In our study, the distribution of innate IKs channels were most in Epi, Endo layers and least in M layers, the APD of M cells tended to be longer than the other two layers. Moreover, IKs blockade were found to mainly influence MAPD90, which is primarily the sum of the plateau and the fast repolarization phase of the action potential duration.[19] Unlike IKr channels, which is homogeneity expressed in all three layers, IKs expression is reduced in M cells, partially contribute to the prolonged APD of M cells and providing the electrical basis for TDR.[20] We found ALL prominently suppressed IKs in Epi and Endo layers, thus markedly decreased the anti-frequency dependency of IKs that caused by high distribution selectivity, which would further lead to the reduction of the TDR. Our results also found that allocryptopine's blocking effect of IKs repolarizing currents was mainly depended on current-voltage relationships as well as channel deactivations. The deactivation curves of IKs were slowed respectively in epicardium and endocardium by ALL intervention. The slowed deactivation process will lead to the IKs channels be constitutively open when channels are activated by fast heart rates.

Because of the restriction of time and the ability, there are some unsettled issues in our study. Although we found the reduction of Ito and IKs currents in three myocardium, the combination influences of ALL in channel protein synthesis or channel redistribution in myocardium, or down regulation of channel gene expression are still unclear. Thus the pharmacological function of ALL demands more accurate understanding of biological processes at molecular level, which will be our striving direction of research in the future.

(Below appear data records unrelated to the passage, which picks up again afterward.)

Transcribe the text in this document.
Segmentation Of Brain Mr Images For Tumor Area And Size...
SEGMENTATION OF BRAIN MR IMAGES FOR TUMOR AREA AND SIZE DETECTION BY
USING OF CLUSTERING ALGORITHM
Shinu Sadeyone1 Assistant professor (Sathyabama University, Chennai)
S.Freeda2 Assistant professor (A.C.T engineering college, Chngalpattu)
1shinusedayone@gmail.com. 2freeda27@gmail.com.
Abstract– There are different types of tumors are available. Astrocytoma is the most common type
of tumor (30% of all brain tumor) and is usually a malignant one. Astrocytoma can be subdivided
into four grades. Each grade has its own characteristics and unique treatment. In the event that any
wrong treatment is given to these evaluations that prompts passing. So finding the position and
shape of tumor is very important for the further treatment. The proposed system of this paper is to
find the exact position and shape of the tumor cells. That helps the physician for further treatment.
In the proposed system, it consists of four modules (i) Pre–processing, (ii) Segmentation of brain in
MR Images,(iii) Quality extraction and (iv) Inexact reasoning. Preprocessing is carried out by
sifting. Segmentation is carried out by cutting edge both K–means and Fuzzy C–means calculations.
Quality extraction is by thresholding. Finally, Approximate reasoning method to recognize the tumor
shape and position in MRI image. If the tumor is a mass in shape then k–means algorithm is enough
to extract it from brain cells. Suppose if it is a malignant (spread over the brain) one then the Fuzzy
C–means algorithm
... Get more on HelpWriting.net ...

In conclusion, we demonstrated that the transmural heterogeneities of Ito and IKs currents were innately existed in rabbit myocardium and formed the ionic basis for dispersion of repolarization. ALL is an anti-arrhythmic alkaloid and our findings provide the first evidence that its effects on Ito and IKs currents were distinct. It could selectively reduce the current densities of Ito and IKs in myocardium, and affect the channel gating kinetics in various ways. This feature will contribute to the stabilization of cardiac repolarization process and lowers the risk for generating arrhythmias, thus provide an anti-arrhythmic mechanism in the therapeutic perspective.